The Help by Kathryn Stockett. Eugenia “Skeeter” Phelan is a bit of a misfit. She graduates from college in 1962 and returns to her parents’ cotton farm in Mississippi. Unlike her friends, she is in no hurry to get married and wants a career as a writer. An editor advises her to write about what interests and disturbs her. She finds her topic literally right in front of her – the way the white women of Jackson, her friends and family, treat the black women who raise their children and clean their homes.

The Brothers K by David James Duncan. Hugh Chance is a baseball fanatic whose dreams of big league glory are ended when he smashes his thumb in an accident. His wife, Laura, is a religious fanatic. The Brothers K tells the story of their four sons, growing up in a household of competing obsessions and coming of age in the tumultuous 1960s. A very fun and poignant novel.

Nonfiction

The Faith Club: A Muslim, A Christian, A Jew – Three Women Search for Understanding by Ranya Idliby, Suzanne Oliver, and Priscilla Warner. Shortly after September 11, 2001, three women came together to write a children’s book about their faiths. But they soon realized they first had to come to understandings among themselves. The Faith Club is the story of that coming together, of learning to respect each other’s differences, and the realization that by learning about and respecting another’s faith they deepened their own. A book of hope in a time when religious intolerance rages across so much of the world.

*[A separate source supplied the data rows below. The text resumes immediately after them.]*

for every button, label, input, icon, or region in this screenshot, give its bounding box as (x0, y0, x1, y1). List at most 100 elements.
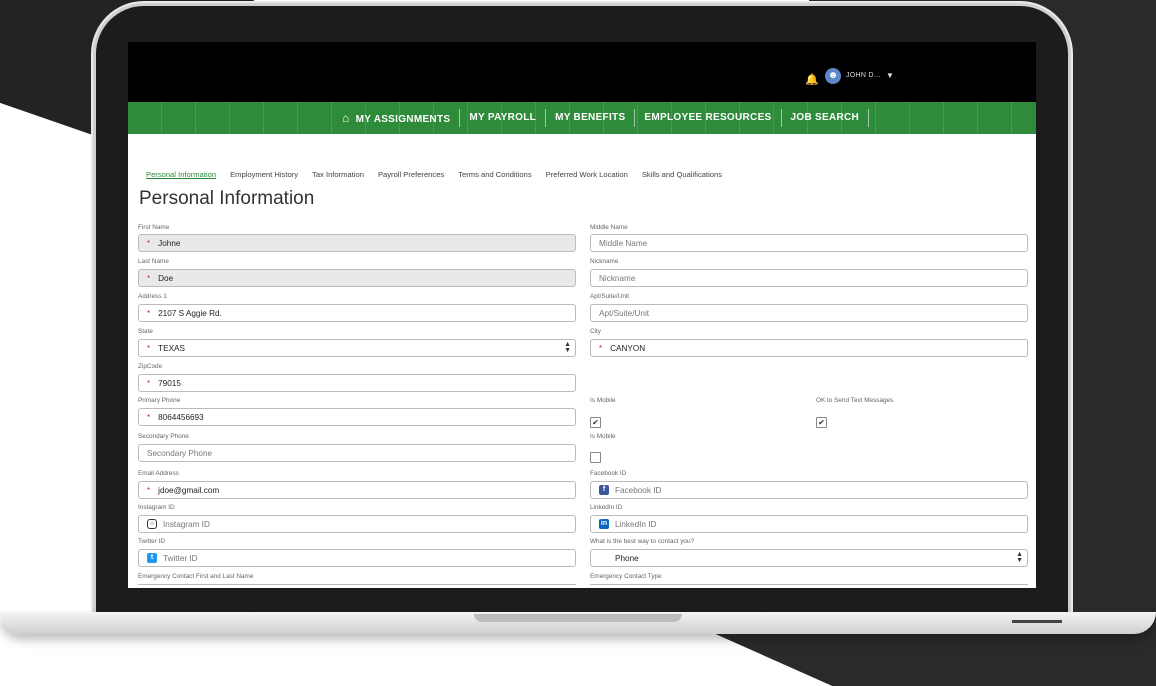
linkedin-field[interactable]: in LinkedIn ID (590, 515, 1028, 533)
main-nav: ⌂ MY ASSIGNMENTS MY PAYROLL MY BENEFITS E… (128, 102, 1036, 134)
required-marker: * (147, 378, 151, 388)
secondary-phone-label: Secondary Phone (138, 433, 189, 440)
tab-payroll-preferences[interactable]: Payroll Preferences (378, 170, 444, 179)
is-mobile-checkbox[interactable]: ✔ (590, 417, 601, 428)
emergency-name-label: Emergency Contact First and Last Name (138, 573, 254, 580)
linkedin-label: LinkedIn ID (590, 504, 623, 511)
nav-divider (868, 109, 870, 127)
email-field[interactable]: * jdoe@gmail.com (138, 481, 576, 499)
primary-phone-field[interactable]: * 8064456693 (138, 408, 576, 426)
city-value: CANYON (610, 343, 646, 353)
address1-label: Address 1 (138, 293, 167, 300)
nav-item-job-search[interactable]: JOB SEARCH (782, 102, 869, 134)
required-marker: * (147, 485, 151, 495)
first-name-label: First Name (138, 224, 170, 231)
apt-field[interactable]: Apt/Suite/Unit (590, 304, 1028, 322)
tab-skills-and-qualifications[interactable]: Skills and Qualifications (642, 170, 722, 179)
city-field[interactable]: * CANYON (590, 339, 1028, 357)
linkedin-placeholder: LinkedIn ID (615, 519, 657, 529)
nav-item-my-payroll[interactable]: MY PAYROLL (460, 102, 545, 134)
primary-phone-label: Primary Phone (138, 397, 181, 404)
nav-label: MY ASSIGNMENTS (355, 114, 451, 125)
email-value: jdoe@gmail.com (158, 485, 220, 495)
is-mobile-label-2: Is Mobile (590, 433, 616, 440)
instagram-field[interactable]: ○ Instagram ID (138, 515, 576, 533)
email-label: Email Address (138, 470, 179, 477)
middle-name-placeholder: Middle Name (599, 238, 648, 248)
nickname-field[interactable]: Nickname (590, 269, 1028, 287)
user-avatar-icon[interactable]: ☻ (825, 68, 841, 84)
zipcode-label: ZipCode (138, 363, 163, 370)
linkedin-icon: in (599, 519, 609, 529)
city-label: City (590, 328, 602, 335)
instagram-icon: ○ (147, 519, 157, 529)
required-marker: * (147, 308, 151, 318)
address1-value: 2107 S Aggie Rd. (158, 308, 222, 318)
screen: 🔔 ☻ JOHN D... ▼ ⌂ MY ASSIGNMENTS MY PAYRO… (128, 42, 1036, 588)
middle-name-label: Middle Name (590, 224, 628, 231)
state-label: State (138, 328, 153, 335)
address1-field[interactable]: * 2107 S Aggie Rd. (138, 304, 576, 322)
tab-terms-and-conditions[interactable]: Terms and Conditions (458, 170, 531, 179)
required-marker: * (147, 238, 151, 248)
emergency-type-field[interactable] (590, 584, 1028, 588)
tab-employment-history[interactable]: Employment History (230, 170, 298, 179)
apt-label: Apt/Suite/Unit (590, 293, 630, 300)
facebook-field[interactable]: f Facebook ID (590, 481, 1028, 499)
twitter-label: Twitter ID (138, 538, 165, 545)
top-bar: 🔔 ☻ JOHN D... ▼ (128, 42, 1036, 102)
middle-name-field[interactable]: Middle Name (590, 234, 1028, 252)
last-name-field[interactable]: * Doe (138, 269, 576, 287)
ok-to-text-label: OK to Send Text Messages (816, 397, 894, 404)
twitter-icon: t (147, 553, 157, 563)
chevron-down-icon[interactable]: ▼ (886, 71, 894, 80)
zipcode-field[interactable]: * 79015 (138, 374, 576, 392)
nav-item-employee-resources[interactable]: EMPLOYEE RESOURCES (635, 102, 780, 134)
facebook-placeholder: Facebook ID (615, 485, 662, 495)
select-arrows-icon: ▲ ▼ (564, 341, 571, 354)
username[interactable]: JOHN D... (846, 72, 881, 79)
facebook-icon: f (599, 485, 609, 495)
contact-way-label: What is the best way to contact you? (590, 538, 695, 545)
instagram-placeholder: Instagram ID (163, 519, 210, 529)
emergency-type-label: Emergency Contact Type (590, 573, 662, 580)
secondary-phone-field[interactable]: Secondary Phone (138, 444, 576, 462)
state-select[interactable]: * TEXAS ▲ ▼ (138, 339, 576, 357)
last-name-label: Last Name (138, 258, 169, 265)
tab-tax-information[interactable]: Tax Information (312, 170, 364, 179)
nav-item-my-benefits[interactable]: MY BENEFITS (546, 102, 634, 134)
ok-to-text-checkbox[interactable]: ✔ (816, 417, 827, 428)
twitter-placeholder: Twitter ID (163, 553, 198, 563)
nickname-placeholder: Nickname (599, 273, 636, 283)
is-mobile-label: Is Mobile (590, 397, 616, 404)
bell-icon[interactable]: 🔔 (805, 73, 819, 86)
tab-personal-information[interactable]: Personal Information (146, 170, 216, 179)
contact-way-select[interactable]: Phone ▲ ▼ (590, 549, 1028, 567)
primary-phone-value: 8064456693 (158, 412, 204, 422)
select-arrows-icon: ▲ ▼ (1016, 551, 1023, 564)
last-name-value: Doe (158, 273, 174, 283)
contact-way-value: Phone (615, 553, 639, 563)
nickname-label: Nickname (590, 258, 619, 265)
secondary-phone-placeholder: Secondary Phone (147, 448, 213, 458)
page-title: Personal Information (139, 188, 315, 209)
required-marker: * (147, 273, 151, 283)
required-marker: * (599, 343, 603, 353)
home-icon[interactable]: ⌂ (342, 111, 350, 125)
instagram-label: Instagram ID (138, 504, 175, 511)
apt-placeholder: Apt/Suite/Unit (599, 308, 650, 318)
profile-tabs: Personal Information Employment History … (146, 170, 722, 179)
tab-preferred-work-location[interactable]: Preferred Work Location (546, 170, 628, 179)
twitter-field[interactable]: t Twitter ID (138, 549, 576, 567)
state-value: TEXAS (158, 343, 185, 353)
nav-item-my-assignments[interactable]: ⌂ MY ASSIGNMENTS (333, 102, 459, 134)
first-name-field[interactable]: * Johne (138, 234, 576, 252)
required-marker: * (147, 412, 151, 422)
laptop-notch (474, 614, 682, 622)
first-name-value: Johne (158, 238, 181, 248)
zipcode-value: 79015 (158, 378, 181, 388)
emergency-name-field[interactable] (138, 584, 576, 588)
laptop-indicator (1012, 620, 1062, 623)
is-mobile-checkbox-2[interactable] (590, 452, 601, 463)
required-marker: * (147, 343, 151, 353)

The Temple Bombing by Melissa Fay Greene. In the 1950s, as tension over integration and equal rights grew throughout the South, one of Atlanta’s most vocal defenders of civil rights was Jacob Rothschild, rabbi of the Temple on Peachtree Street. How dangerous a position that was became apparent when the Temple was bombed in 1958 by extremists who had no use for Jews or African Americans. Greene’s telling of that event goes beyond the crime itself to paint a rich portrait of a pivotal time and place in Atlanta history.

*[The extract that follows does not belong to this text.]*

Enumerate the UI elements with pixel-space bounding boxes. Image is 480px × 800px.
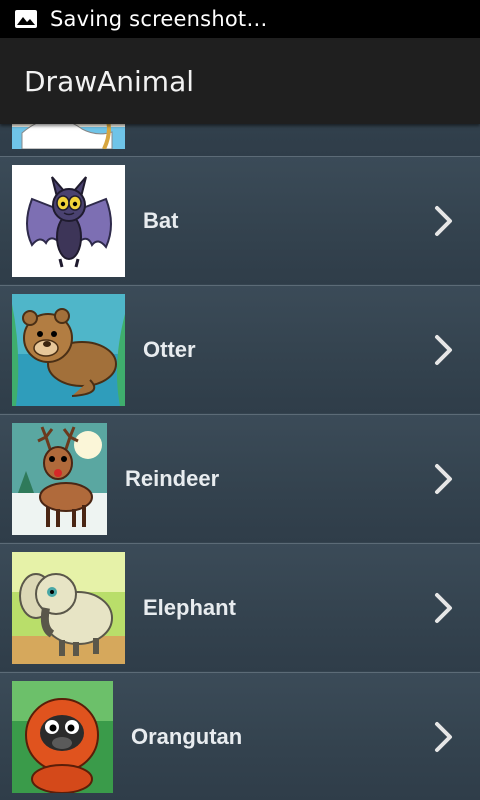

Wesley the Owl: The Remarkable Love Story of an Owl and his Girl by Stacey O’Brien. Biologist O’Brien was a student researcher at Cal Tech when she had the opportunity to adopt an injured four-day-old barn owl. For 19 years Wesley the owl was O’Brien’s constant companion. “He was my teacher, my companion, my child, my playmate, my reminder of God,” she writes. This memoir of their life together will captivate anyone who has a fascination with these lovely creatures.

The Last Week by Marcus Borg and John Dominic Crossan. Borg and Crossan are familiar to those who attend Sunday School and the Lenten Lecture series. In this book the two scholars and friends present a day-by-day guide to the last week of Jesus’ life, based on the Gospel of Mark. The Jesus they depict is a political activist and moral hero who willingly gives up his life to protest power without justice. A very engaging and enlightening book.

An Altar in the World by Barbara Brown Taylor. From simple practices such as walking, working, and getting lost to meditations on topics like prayer and pronouncing blessings, Taylor reveals concrete ways to discover the sacred in the small things we do and see each day. Taylor is an Episcopal priest in this diocese and a professor of religion at Piedmont College.